Kim told Bloomberg that “there’s no such thing as a portfolio that guarantees success, and [Hashed makes] investments with that in mind.” Hashed was one of several of the industry’s top players to take a battering in the fallout from Terra’s blowup, the most notable being Three Arrows Capital, the once-legendary crypto hedge fund co-run by Su Zhu and Kyle Davies. The now-bankrupt Three Arrows had an estimated $600 million worth of exposure to Terra and creditors claim the firm owes $2.8 billion to lenders like Voyager Digital, Celsius, and BlockFi after it defaulted on a series of uncollateralized, nine-figure loans.

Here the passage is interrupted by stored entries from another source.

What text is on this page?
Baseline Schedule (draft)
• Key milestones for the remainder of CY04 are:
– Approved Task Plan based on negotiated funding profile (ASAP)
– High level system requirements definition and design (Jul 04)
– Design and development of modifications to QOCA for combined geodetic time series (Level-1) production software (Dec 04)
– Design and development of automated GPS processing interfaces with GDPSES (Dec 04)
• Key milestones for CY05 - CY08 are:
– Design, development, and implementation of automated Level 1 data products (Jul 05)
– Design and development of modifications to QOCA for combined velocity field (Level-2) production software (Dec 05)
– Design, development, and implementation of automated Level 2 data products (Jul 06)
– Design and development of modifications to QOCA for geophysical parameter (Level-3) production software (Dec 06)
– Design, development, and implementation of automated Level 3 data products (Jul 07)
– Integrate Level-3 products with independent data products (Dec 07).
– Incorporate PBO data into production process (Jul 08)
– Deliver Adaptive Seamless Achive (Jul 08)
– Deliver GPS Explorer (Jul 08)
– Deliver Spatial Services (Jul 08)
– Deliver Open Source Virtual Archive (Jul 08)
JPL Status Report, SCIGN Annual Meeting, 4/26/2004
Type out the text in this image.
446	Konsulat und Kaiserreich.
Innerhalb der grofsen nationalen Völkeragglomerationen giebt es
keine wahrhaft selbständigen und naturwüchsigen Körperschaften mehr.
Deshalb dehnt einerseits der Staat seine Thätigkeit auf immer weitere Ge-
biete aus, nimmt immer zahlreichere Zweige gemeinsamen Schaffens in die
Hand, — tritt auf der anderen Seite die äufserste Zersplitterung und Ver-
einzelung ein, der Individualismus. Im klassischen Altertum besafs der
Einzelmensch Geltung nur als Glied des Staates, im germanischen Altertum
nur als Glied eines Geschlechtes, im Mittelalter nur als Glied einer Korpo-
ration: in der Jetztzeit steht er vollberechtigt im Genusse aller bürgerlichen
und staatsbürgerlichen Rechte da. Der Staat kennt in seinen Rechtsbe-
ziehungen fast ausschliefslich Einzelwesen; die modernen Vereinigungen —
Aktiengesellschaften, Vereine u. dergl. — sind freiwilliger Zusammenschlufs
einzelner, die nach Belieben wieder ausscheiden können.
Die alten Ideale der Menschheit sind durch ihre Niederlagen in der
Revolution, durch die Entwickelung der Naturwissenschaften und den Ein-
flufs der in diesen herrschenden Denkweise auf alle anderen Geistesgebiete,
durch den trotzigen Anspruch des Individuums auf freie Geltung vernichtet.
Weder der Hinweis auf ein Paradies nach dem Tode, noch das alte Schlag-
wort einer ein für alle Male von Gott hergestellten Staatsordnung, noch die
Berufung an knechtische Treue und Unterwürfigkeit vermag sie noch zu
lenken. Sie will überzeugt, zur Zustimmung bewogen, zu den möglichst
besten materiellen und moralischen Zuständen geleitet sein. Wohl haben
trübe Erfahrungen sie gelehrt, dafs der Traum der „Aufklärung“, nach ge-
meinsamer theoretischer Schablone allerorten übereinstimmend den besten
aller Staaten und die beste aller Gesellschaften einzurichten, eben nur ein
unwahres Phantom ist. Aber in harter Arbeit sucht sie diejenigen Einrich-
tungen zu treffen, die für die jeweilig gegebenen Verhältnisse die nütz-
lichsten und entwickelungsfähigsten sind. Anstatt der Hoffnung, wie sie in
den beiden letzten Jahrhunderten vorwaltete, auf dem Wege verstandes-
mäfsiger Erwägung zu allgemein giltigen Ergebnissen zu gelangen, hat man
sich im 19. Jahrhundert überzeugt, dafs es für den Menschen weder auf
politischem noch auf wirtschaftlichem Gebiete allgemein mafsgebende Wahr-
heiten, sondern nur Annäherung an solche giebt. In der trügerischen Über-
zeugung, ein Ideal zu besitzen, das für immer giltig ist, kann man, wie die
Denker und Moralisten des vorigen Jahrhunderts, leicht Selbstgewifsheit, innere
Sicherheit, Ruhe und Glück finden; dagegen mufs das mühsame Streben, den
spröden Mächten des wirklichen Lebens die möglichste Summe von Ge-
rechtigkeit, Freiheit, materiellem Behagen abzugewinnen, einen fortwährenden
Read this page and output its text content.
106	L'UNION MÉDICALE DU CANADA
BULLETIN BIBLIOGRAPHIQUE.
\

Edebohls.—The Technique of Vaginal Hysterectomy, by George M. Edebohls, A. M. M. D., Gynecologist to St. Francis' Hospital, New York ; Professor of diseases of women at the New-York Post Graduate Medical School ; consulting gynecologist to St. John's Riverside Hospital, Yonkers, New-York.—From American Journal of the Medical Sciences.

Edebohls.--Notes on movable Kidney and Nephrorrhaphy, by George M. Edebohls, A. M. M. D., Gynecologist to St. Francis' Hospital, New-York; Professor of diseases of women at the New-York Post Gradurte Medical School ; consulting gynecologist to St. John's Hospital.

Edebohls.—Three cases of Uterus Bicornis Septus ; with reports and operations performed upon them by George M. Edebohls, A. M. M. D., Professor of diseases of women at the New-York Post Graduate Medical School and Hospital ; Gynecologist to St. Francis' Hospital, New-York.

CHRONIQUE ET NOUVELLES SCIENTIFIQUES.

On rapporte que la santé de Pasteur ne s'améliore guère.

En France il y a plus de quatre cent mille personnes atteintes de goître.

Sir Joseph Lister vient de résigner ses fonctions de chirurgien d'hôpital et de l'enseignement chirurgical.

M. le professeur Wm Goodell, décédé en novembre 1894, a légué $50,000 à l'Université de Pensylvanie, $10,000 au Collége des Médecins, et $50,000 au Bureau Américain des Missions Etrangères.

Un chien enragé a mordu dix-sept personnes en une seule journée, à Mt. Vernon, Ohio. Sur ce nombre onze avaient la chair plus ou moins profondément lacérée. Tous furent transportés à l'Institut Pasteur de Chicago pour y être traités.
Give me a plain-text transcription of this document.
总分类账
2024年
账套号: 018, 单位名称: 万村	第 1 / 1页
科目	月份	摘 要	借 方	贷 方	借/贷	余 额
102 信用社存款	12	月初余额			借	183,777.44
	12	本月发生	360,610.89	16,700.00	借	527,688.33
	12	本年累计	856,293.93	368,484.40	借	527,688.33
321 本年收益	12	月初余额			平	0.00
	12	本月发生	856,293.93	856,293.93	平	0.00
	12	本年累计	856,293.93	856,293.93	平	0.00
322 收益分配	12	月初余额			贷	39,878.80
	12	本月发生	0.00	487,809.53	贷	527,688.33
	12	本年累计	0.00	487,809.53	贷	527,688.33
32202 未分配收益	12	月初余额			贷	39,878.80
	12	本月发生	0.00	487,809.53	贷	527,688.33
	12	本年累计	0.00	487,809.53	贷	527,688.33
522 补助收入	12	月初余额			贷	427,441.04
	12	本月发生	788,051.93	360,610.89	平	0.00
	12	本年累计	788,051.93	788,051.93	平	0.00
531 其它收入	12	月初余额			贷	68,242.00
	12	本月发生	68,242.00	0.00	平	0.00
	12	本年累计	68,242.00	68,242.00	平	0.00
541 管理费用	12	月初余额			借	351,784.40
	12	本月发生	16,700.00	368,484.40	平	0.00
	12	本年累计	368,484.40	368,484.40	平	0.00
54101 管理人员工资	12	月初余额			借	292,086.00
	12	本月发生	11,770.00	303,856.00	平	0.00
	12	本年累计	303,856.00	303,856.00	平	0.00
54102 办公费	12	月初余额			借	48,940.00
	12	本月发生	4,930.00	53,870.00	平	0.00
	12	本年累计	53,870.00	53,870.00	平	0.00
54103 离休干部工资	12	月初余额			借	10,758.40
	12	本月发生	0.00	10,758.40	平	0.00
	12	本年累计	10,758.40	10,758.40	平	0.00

After Terra’s collapse, local media accused Kim of endorsing LUNA online and selling part of his position before it collapsed, though he told Bloomberg that Hashed avoids making trade recommendations. Terra dominated crypto social media in the lead-up to its collapse, with Terraform Labs’ outspoken CEO Do Kwon regularly using Twitter to advertise the token to his army of supporters. Both Kwon and Terraform Labs are now facing multiple lawsuits on allegations of fraud and misleading investors, and the company’s staff have been banned from leaving South Korea.
Hashed Turns to GameFi
Kim told Bloomberg that Hashed is now looking to make more investments in the GameFi sector, doubling down on the thesis that more gaming companies could start to leverage blockchain technology to let players trade in-game tokens. Hashed previously backed The Sandbox and Axie Infinity’s Sky Mavis, two of the biggest players in GameFi today.
Kim said in the interview that the emergence of GameFi titles within the Metaverse could create “a vast number of jobs as assets are exchanged between the virtual and real worlds.” Though it’s early days for the space, examples of GameFi-related jobs include those found in gaming guilds, where groups of gamers gather to exchange assets and earn revenue from play-to-earn games like Axie Infinity.
Hashed raised $180 million to launch a new fund in December and has deployed around half of the capital to date. Once that’s used up, Kim said, the firm will spin up a new arm to continue investing in Web3.
Disclosure: At the time of writing, the author of this piece owned ETH and several other cryptocurrencies.